At one point, Thornton proposes that his workers form a canteen to save money on food and volunteers an unused mill building as the location. This is unusual behavior for his position, sure. But the catalyst, and the man who does the actual work, is Nicholas Higgins. Nicholas’s honest answer about his family’s poor food situation inspires Thornton to consider his workers’ meals. Nicholas organizes the canteen; Nicholas’s daughter does the cooking. When Thornton later eats with his workers, it’s because Nicholas reached out and invited him. What’s more impressive: refusing to be ashamed of poverty and organizing a factory full of workers to pay into and dine in a restaurant, or owning an empty warehouse?

Thornton also educates a promising young orphan – the boy that Nicholas took in and cared for when his parents died. It’s pretty clear that finances are the only thing preventing Nicholas from having the boy educated himself. The child’s father, by the way, ruined Nicholas’s strike. But Nicholas promised that the man’s children wouldn’t go hungry, and he’ll keep that promise, even if it means humbling himself to beg for work when the strike leaves him unemployable.

Nicholas is an intense, complicated, thoughtful man. He struggles with religious faith (“I’m not saying I don’t believe in your God, but I can’t believe He meant the world to be as it is.”). He is a loving father who found his ill daughter work in Thornton’s safer mill but didn’t take it for himself. He is forgiving, accepting Margaret as a friend after her earlier snobbery and developing a friendship of sorts with Thornton after Thornton has treated him very poorly. Despite being uneducated, he’s clearly intelligent and hard-working, the sort of man who will rise high enough to hit his head on any glass ceiling and might make it through anyway. I can see him a few years down the road being a national union figure or a Member of Parliament.

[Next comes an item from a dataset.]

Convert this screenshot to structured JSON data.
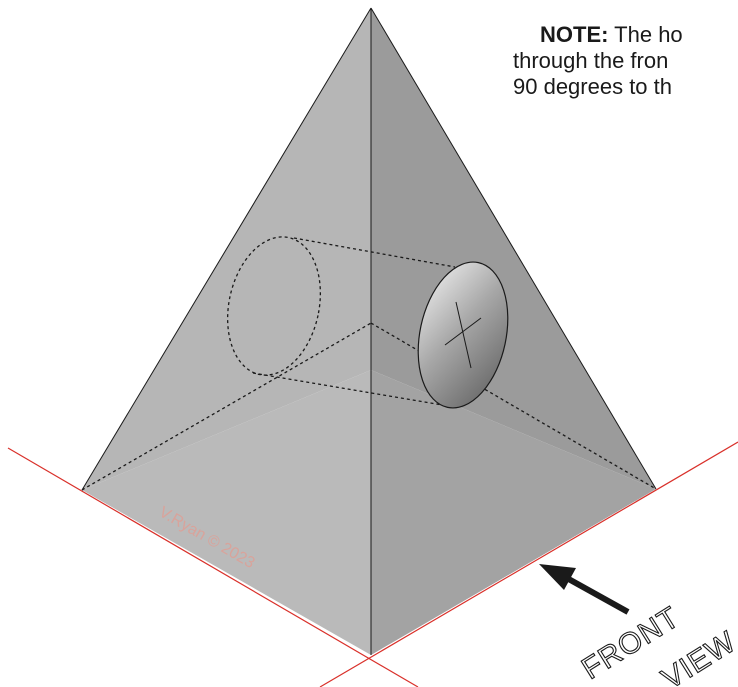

And on top of that, you know what? He’s hot. Nicholas Higgins was rocking his dad bod before it became a thing. His voice is wonderful, and his face is extremely expressive.

You can have your Thornton, Margaret. I think he’s a nice match for you. But I’ve got my eye on that union firebrand living behind the Golden Dragon pub.

What about you? Have you ever been watching or reading a romance and found your attention wandering to a man who wasn’t supposed to be the hero? Do you think I’m utterly crazy in my love of Victor Laszlo and Nicholas Higgins, have I won you as a convert, or were you on my side all along?